Theirs is based on a remodeled version of the H1N1 flu virus that started circulating in 2009. “It’s a major reconstruction of the molecule,” Nabel told NBC News.

“The technique is promising and a step in the right direction."

It’s easier said than done because cutting off the “head” of the hemagglutinin makes the whole structure unstable. But when they tested the vaccine they made in mice and in ferrets, which catch flu in much the same way as people do, it protected them against what should have been a lethal dose of H1N1 swine flu.

It’s not yet even close to being a universal vaccine because H3 viruses have completely different structure, said Nabel, who now heads vaccine development at drug giant Sanofi. But, he added, “it’s a step toward a universal vaccine.”

“The technique is promising and a step in the right direction. It should be studied further and hopefully will be successful,” said Dr. Walter Orenstein, associate director of the Emory Vaccine Center, Emory University School of Medicine.

Another team at the Scripps Research Institute and the Janssen Pharmaceutical Companies of Johnson & Johnson took a different route to making a hemagglutinin stem vaccine. “If the body can make an immune response against the hemagglutinin stem, it’s difficult for the virus to escape,” said Ian Wilson of Scripps, who worked on the study published in the journal Science.

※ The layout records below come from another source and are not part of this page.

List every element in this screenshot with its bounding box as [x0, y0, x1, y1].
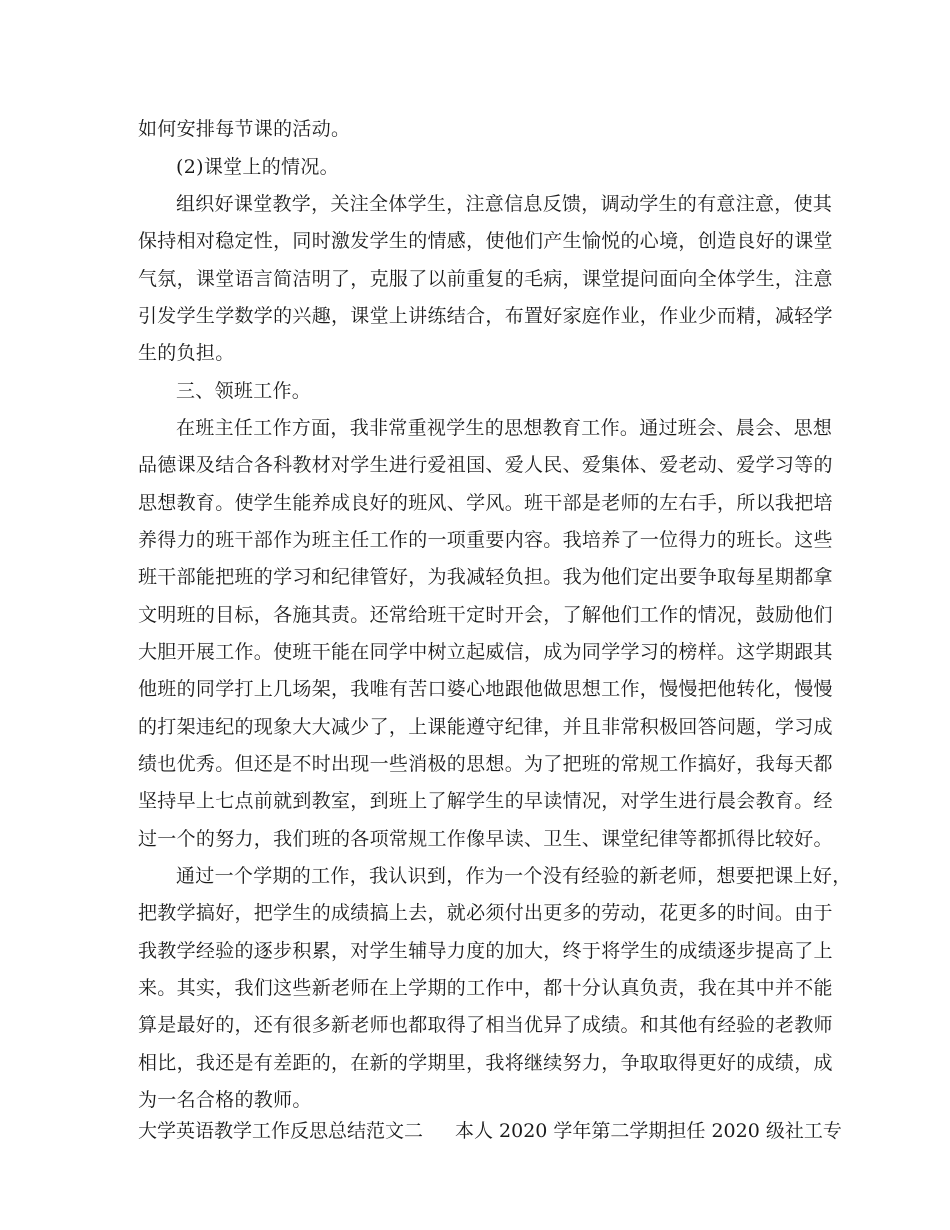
paragraph-line: 算是最好的，还有很多新老师也都取得了相当优异了成绩。和其他有经验的老教师	[138, 1014, 833, 1036]
paragraph-line: 如何安排每节课的活动。	[138, 118, 351, 140]
paragraph-line: 为一名合格的教师。	[138, 1089, 312, 1111]
section-heading: 三、领班工作。	[176, 380, 312, 402]
paragraph-line: 思想教育。使学生能养成良好的班风、学风。班干部是老师的左右手，所以我把培	[138, 492, 833, 514]
paragraph-line: 品德课及结合各科教材对学生进行爱祖国、爱人民、爱集体、爱老动、爱学习等的	[138, 454, 833, 476]
paragraph-line: 坚持早上七点前就到教室，到班上了解学生的早读情况，对学生进行晨会教育。经	[138, 790, 833, 812]
paragraph-line: 相比，我还是有差距的，在新的学期里，我将继续努力，争取取得更好的成绩，成	[138, 1052, 833, 1074]
next-article-title: 大学英语教学工作反思总结范文二	[138, 1120, 424, 1142]
paragraph-line: 养得力的班干部作为班主任工作的一项重要内容。我培养了一位得力的班长。这些	[138, 529, 833, 551]
paragraph-line: 文明班的目标，各施其责。还常给班干定时开会，了解他们工作的情况，鼓励他们	[138, 604, 833, 626]
paragraph-line: 在班主任工作方面，我非常重视学生的思想教育工作。通过班会、晨会、思想	[176, 417, 833, 439]
paragraph-line: 通过一个学期的工作，我认识到，作为一个没有经验的新老师，想要把课上好，	[176, 865, 852, 887]
paragraph-line: 班干部能把班的学习和纪律管好，为我减轻负担。我为他们定出要争取每星期都拿	[138, 566, 833, 588]
paragraph-line: 气氛，课堂语言简洁明了，克服了以前重复的毛病，课堂提问面向全体学生，注意	[138, 268, 833, 290]
paragraph-line: (2)课堂上的情况。	[176, 156, 339, 178]
paragraph-line: 我教学经验的逐步积累，对学生辅导力度的加大，终于将学生的成绩逐步提高了上	[138, 940, 833, 962]
paragraph-line: 他班的同学打上几场架，我唯有苦口婆心地跟他做思想工作，慢慢把他转化，慢慢	[138, 678, 833, 700]
paragraph-line: 来。其实，我们这些新老师在上学期的工作中，都十分认真负责，我在其中并不能	[138, 977, 833, 999]
paragraph-line: 把教学搞好，把学生的成绩搞上去，就必须付出更多的劳动，花更多的时间。由于	[138, 902, 833, 924]
paragraph-line: 的打架违纪的现象大大减少了，上课能遵守纪律，并且非常积极回答问题，学习成	[138, 716, 833, 738]
next-article-intro: 本人 2020 学年第二学期担任 2020 级社工专	[455, 1120, 842, 1142]
paragraph-line: 大胆开展工作。使班干能在同学中树立起威信，成为同学学习的榜样。这学期跟其	[138, 641, 833, 663]
paragraph-line: 保持相对稳定性，同时激发学生的情感，使他们产生愉悦的心境，创造良好的课堂	[138, 230, 833, 252]
paragraph-line: 生的负担。	[138, 342, 235, 364]
paragraph-line: 引发学生学数学的兴趣，课堂上讲练结合，布置好家庭作业，作业少而精，减轻学	[138, 305, 833, 327]
paragraph-line: 绩也优秀。但还是不时出现一些消极的思想。为了把班的常规工作搞好，我每天都	[138, 753, 833, 775]
paragraph-line: 过一个的努力，我们班的各项常规工作像早读、卫生、课堂纪律等都抓得比较好。	[138, 828, 833, 850]
paragraph-line: 组织好课堂教学，关注全体学生，注意信息反馈，调动学生的有意注意，使其	[176, 193, 833, 215]
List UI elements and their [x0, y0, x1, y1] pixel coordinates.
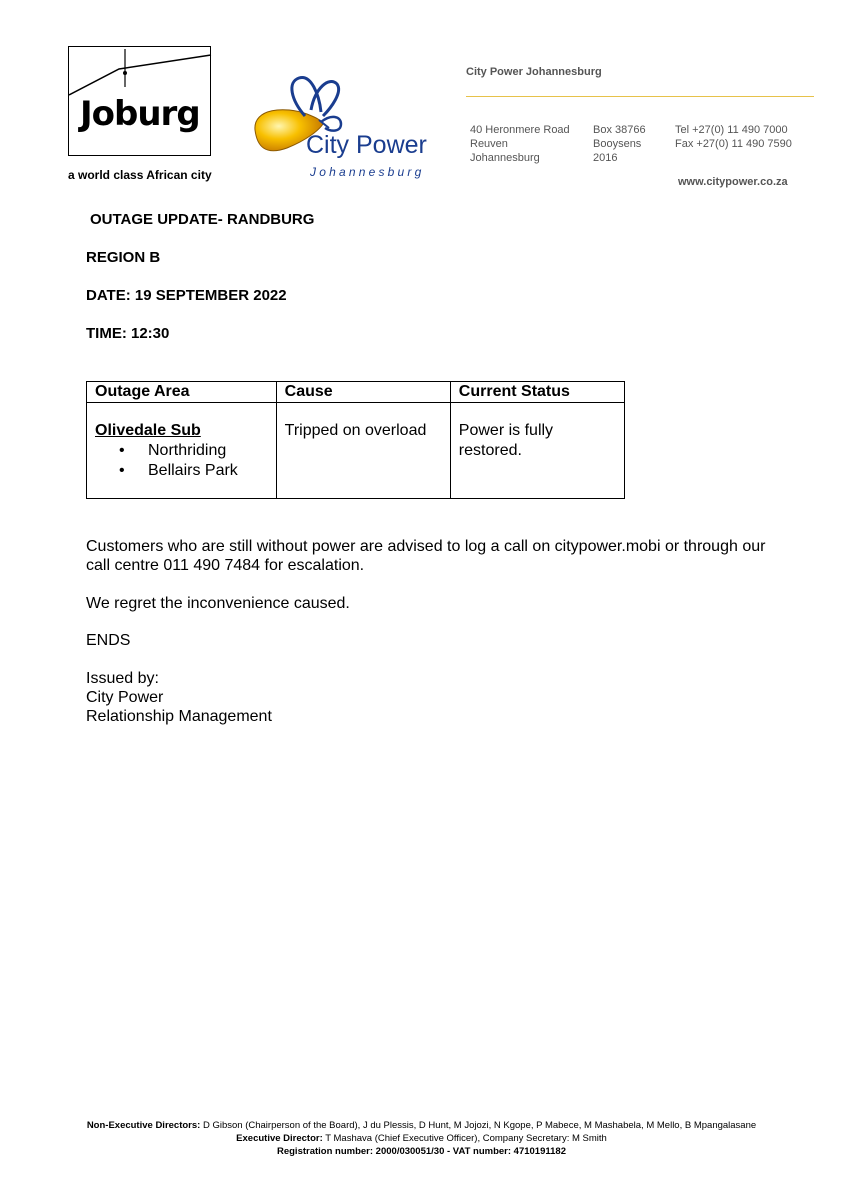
joburg-logo-text: Joburg [80, 94, 200, 134]
affected-areas-list [95, 441, 268, 481]
issued-by-label: Issued by: [86, 670, 159, 687]
table-row [87, 403, 625, 499]
contact-numbers [675, 123, 792, 151]
substation-name: Olivedale Sub [95, 422, 201, 439]
regret-paragraph: We regret the inconvenience caused. [86, 595, 350, 612]
advice-line: Customers who are still without power are advised to log a call on citypower.mobi or through our [86, 538, 766, 555]
status-cell: Power is fully restored. [450, 403, 624, 499]
postal-line: Box 38766 [593, 124, 646, 136]
street-address [470, 123, 570, 165]
street-line: 40 Heronmere Road [470, 124, 570, 136]
tel-number: Tel +27(0) 11 490 7000 [675, 124, 788, 136]
ends-marker: ENDS [86, 632, 131, 649]
street-line: Reuven [470, 138, 508, 150]
column-header: Cause [276, 382, 450, 403]
fax-number: Fax +27(0) 11 490 7590 [675, 138, 792, 150]
header-rule [466, 96, 814, 97]
notice-region: REGION B [86, 249, 161, 266]
cause-cell: Tripped on overload [276, 403, 450, 499]
notice-date: DATE: 19 SEPTEMBER 2022 [86, 287, 287, 304]
city-power-logo-sub: Johannesburg [310, 165, 425, 179]
footer-value: D Gibson (Chairperson of the Board), J du Plessis, D Hunt, M Jojozi, N Kgope, P Mabece, M Mashabela, M Mello, B Mpangalasane [200, 1120, 757, 1131]
postal-line: Booysens [593, 138, 642, 150]
footer-label: Non-Executive Directors: [86, 1120, 201, 1131]
postal-line: 2016 [593, 152, 618, 164]
footer-nonexec-directors [0, 1120, 843, 1131]
notice-title: OUTAGE UPDATE- RANDBURG [90, 211, 315, 228]
issuer-name: City Power [86, 689, 164, 706]
table-header-row [87, 382, 625, 403]
organization-title: City Power Johannesburg [466, 66, 602, 78]
issued-by-block [86, 669, 806, 726]
advice-line: call centre 011 490 7484 for escalation. [86, 557, 365, 574]
footer-value: T Mashava (Chief Executive Officer), Company Secretary: M Smith [322, 1133, 607, 1144]
street-line: Johannesburg [470, 152, 540, 164]
footer-exec-director [0, 1133, 843, 1144]
joburg-tagline: a world class African city [68, 168, 212, 182]
list-item: • Northriding [95, 441, 268, 461]
footer-value: Registration number: 2000/030051/30 - VAT number: 4710191182 [276, 1146, 566, 1157]
advice-paragraph [86, 537, 806, 575]
postal-address [593, 123, 646, 165]
outage-table [86, 381, 625, 499]
column-header: Current Status [450, 382, 624, 403]
footer-label: Executive Director: [236, 1133, 323, 1144]
notice-time: TIME: 12:30 [86, 325, 170, 342]
list-item: • Bellairs Park [95, 461, 268, 481]
column-header: Outage Area [87, 382, 277, 403]
city-power-logo-name: City Power [306, 131, 427, 159]
outage-area-cell [87, 403, 277, 499]
footer-registration [0, 1146, 843, 1157]
issuer-department: Relationship Management [86, 708, 272, 725]
website-link[interactable]: www.citypower.co.za [678, 176, 788, 188]
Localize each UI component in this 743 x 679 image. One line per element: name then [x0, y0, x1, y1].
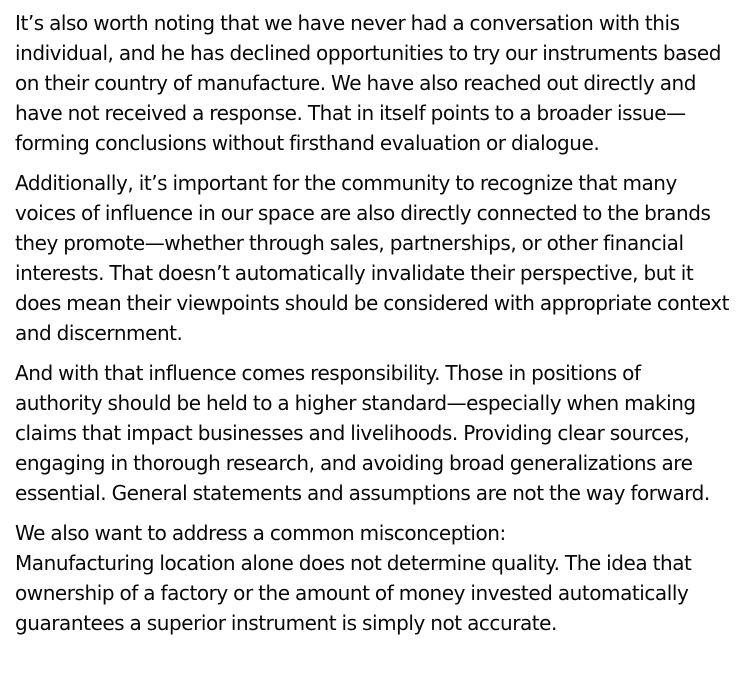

Theirs protected mice against H1N1 and H5N1.

“While there is more work to be done, the ultimate goal, of course, would be to create a life-long vaccine,” Wilson added.

And there’s one more sobering study. It shows that protection against flu only lasts about 6 months after getting vaccinated. That’s not because the virus is mutating, but because people’s own immunity wears off. That’s a completely different challenge facing researchers.